Never give up. It's going to be hectic but rewarding as well. The best part is when you see an improvement in yourself after all the hard work.
One odd thing for me was that I expected classrooms in Japan to be techno-friendly smart classrooms but to my surprise, a lot of places, including Shane, don't prefer it.
In Tokyo, the small cozy apartments are waiting for you! You come here to experience the greenery and beautiful Japan but when you look out of your windows, you can see a labyrinth of buildings.
If you are a no-fuss public transport person, the metro connectivity and frequency here is amazing; it's affordable and punctual.
You don't have to fret about food choices in Tokyo as there are innumerable pocket-friendly restaurants from vegan to Halal.

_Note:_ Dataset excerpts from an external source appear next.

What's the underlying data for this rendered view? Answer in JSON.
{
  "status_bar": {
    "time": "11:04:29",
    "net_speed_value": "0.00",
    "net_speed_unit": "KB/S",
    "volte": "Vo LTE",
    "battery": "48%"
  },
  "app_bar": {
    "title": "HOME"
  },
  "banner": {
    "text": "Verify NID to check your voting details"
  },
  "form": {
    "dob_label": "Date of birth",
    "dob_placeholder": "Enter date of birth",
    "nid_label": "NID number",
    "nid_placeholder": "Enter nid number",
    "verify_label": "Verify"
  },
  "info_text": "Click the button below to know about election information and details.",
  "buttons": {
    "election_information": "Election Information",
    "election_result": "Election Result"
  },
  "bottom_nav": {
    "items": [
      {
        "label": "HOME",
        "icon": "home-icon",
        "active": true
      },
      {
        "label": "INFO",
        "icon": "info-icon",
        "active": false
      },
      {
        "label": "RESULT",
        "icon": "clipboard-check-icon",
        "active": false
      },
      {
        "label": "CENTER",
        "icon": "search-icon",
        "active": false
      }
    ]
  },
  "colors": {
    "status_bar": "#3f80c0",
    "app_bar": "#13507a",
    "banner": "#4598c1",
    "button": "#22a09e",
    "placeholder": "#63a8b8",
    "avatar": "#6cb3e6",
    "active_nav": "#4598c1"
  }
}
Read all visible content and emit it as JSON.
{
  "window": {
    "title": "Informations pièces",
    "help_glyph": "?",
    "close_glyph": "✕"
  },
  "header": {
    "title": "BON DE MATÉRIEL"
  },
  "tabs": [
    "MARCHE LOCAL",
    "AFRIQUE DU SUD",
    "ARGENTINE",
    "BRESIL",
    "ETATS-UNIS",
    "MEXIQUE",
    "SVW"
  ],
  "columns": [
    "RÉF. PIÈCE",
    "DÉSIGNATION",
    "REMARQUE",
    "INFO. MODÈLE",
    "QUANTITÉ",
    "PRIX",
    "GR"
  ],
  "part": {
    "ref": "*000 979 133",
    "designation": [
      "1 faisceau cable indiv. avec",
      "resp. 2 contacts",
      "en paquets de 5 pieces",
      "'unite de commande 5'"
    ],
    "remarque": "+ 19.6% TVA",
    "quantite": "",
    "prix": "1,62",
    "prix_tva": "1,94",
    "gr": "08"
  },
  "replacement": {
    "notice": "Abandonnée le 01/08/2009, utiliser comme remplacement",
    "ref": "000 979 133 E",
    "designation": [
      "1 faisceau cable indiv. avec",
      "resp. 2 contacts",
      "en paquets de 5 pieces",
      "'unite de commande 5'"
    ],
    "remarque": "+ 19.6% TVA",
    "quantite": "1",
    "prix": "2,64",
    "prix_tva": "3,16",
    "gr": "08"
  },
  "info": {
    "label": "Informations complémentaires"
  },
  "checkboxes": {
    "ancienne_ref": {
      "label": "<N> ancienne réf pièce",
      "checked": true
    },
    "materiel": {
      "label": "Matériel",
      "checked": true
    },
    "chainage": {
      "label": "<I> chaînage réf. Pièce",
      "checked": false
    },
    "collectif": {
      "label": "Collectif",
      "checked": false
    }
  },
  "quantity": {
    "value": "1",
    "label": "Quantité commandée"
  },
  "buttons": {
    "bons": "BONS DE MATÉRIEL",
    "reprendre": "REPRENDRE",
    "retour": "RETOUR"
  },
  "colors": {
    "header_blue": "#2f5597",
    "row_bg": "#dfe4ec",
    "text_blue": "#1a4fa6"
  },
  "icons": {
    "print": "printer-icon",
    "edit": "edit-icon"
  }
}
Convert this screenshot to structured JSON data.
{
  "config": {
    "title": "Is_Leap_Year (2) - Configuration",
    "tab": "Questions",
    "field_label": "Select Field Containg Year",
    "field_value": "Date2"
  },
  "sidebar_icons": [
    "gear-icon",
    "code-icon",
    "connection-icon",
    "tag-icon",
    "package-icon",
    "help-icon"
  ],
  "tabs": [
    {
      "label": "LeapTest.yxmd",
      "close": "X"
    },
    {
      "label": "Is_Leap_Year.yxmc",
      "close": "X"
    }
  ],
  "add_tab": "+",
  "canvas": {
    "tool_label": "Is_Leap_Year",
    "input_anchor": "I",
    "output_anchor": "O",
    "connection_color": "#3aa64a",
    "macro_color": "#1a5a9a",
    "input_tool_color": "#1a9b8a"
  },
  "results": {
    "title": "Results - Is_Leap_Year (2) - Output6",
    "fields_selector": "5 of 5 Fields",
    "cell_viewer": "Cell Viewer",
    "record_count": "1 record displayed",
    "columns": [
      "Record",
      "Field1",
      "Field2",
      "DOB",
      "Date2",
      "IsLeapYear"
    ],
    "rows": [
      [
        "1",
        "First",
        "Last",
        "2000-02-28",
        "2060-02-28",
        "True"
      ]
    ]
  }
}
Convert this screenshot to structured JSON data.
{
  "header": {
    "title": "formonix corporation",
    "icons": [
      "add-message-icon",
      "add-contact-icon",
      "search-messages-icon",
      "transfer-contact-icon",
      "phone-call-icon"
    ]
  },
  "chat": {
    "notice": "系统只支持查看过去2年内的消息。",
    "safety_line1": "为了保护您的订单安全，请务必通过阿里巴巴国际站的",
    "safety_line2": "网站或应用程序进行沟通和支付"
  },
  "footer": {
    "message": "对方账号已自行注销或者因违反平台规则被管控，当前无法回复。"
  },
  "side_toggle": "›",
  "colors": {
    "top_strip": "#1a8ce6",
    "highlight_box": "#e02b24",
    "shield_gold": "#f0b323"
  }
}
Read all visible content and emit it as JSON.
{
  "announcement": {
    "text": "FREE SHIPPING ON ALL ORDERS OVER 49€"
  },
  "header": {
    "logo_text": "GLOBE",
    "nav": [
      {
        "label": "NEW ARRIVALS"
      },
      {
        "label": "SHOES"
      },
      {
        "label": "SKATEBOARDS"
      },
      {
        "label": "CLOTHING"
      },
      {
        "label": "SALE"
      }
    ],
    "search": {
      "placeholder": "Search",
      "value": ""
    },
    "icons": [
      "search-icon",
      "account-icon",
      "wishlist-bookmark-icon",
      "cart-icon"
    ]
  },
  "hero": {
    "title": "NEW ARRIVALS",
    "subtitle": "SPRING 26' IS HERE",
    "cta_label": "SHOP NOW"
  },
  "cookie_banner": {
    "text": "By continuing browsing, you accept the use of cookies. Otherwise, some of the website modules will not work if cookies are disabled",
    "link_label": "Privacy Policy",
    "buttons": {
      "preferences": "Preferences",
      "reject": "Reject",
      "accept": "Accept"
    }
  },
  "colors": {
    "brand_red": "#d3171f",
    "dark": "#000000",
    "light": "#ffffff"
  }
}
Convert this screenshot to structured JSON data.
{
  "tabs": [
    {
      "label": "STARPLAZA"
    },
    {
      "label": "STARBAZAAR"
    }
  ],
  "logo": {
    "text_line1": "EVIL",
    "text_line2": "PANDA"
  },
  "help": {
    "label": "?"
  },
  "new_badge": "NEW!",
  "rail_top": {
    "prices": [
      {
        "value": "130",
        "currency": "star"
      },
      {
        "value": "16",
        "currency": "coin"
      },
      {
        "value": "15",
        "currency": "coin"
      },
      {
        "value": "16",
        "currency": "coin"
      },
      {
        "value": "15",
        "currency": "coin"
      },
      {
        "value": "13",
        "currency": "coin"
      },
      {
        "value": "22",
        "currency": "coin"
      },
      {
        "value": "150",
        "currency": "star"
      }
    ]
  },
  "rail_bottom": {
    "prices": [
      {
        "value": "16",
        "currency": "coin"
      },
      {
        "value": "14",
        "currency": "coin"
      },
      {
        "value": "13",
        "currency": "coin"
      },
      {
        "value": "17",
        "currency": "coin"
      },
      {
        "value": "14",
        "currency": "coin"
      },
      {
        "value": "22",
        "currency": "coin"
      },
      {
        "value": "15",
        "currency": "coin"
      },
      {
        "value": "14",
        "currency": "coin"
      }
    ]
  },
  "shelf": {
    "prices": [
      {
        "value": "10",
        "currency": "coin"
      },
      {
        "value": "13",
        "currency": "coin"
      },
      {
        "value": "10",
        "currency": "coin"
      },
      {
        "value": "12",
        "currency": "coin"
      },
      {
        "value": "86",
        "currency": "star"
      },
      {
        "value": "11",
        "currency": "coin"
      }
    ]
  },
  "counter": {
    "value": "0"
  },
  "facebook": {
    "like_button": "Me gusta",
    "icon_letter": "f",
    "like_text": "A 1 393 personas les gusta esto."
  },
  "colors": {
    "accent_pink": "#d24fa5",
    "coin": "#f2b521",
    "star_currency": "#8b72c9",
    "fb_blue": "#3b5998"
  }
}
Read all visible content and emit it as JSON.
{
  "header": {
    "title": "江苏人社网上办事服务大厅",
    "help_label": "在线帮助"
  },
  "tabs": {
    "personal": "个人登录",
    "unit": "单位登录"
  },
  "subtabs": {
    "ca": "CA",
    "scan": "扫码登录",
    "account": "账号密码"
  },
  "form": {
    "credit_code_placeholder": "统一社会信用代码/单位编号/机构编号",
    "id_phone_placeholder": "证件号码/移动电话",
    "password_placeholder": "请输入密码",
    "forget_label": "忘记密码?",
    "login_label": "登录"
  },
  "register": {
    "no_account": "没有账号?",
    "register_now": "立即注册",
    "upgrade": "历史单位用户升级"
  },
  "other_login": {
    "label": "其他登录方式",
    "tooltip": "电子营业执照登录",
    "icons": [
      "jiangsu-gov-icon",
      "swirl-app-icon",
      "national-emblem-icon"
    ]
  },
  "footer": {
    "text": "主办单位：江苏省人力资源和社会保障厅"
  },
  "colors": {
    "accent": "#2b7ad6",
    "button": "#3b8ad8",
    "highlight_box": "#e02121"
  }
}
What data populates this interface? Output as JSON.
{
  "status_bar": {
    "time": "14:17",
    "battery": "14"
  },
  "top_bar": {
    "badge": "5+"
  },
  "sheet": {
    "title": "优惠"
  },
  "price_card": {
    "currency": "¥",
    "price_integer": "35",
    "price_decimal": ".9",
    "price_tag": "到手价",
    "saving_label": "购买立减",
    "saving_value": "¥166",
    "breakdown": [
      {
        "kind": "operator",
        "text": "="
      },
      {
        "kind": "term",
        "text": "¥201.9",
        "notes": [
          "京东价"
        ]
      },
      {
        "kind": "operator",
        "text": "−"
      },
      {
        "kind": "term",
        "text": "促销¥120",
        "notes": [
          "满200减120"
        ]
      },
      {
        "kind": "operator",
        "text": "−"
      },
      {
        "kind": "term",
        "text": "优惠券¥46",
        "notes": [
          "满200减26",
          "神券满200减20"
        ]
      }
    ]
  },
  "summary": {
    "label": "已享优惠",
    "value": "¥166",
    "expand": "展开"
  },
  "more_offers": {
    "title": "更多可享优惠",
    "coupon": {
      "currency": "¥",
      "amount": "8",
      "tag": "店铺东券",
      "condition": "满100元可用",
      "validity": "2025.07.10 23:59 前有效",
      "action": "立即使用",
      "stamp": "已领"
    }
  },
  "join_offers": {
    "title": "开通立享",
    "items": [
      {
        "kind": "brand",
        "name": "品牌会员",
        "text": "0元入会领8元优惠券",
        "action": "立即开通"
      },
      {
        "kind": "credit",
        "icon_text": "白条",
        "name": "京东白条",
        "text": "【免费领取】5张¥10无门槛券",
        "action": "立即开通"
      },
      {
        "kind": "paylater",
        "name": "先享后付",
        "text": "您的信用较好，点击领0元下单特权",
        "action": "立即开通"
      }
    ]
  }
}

The last one (and the world knows about it¬) is language. Be ready with a few Japanese greeting words; trust me you will need it. A culture of 'formals' and 'no tattoos' is not compulsory. However, I personally advise that if you are teaching an aged Japanese person, you should probably keep your tattoos hidden under your formal shirt.
I did an approximately four-week course and honestly, it did make me go breathless at times. It drives you to push all your inhibitions aside, reflect on your own practices, and keep giving your best.
During the course, you have one day of conducting classes and the other to observe your peers. The formal ones are scary and the latter ones were my comfort days. Be ready to keep one day out of your lovely weekend for laundry, sleeping, going out, and the other to complete your Journals
Coming from India, I should probably say "no water" in toilets but Japanese super techno-savvy toilets helped me flush all of my inhibitions away. Kidding!
The language barrier and limited social life, which I'm still working on by trying to learn Japanese, has been my biggest fear. After joining University, I found people who talk in English, and so the network grew.
Mostly, Japanese people are extremely helpful. They will go out of their way to help you out even when they think you speak 'gibberish'.
As hay fever and pollen allergies are usual in Japan and I'm asthmatic, this did trouble me for a while. I think my medical insurance took care of it, though.
The 'top-down' approach at traditional Japanese workplaces would be my biggest fear, and fortunately, I have yet not experienced it.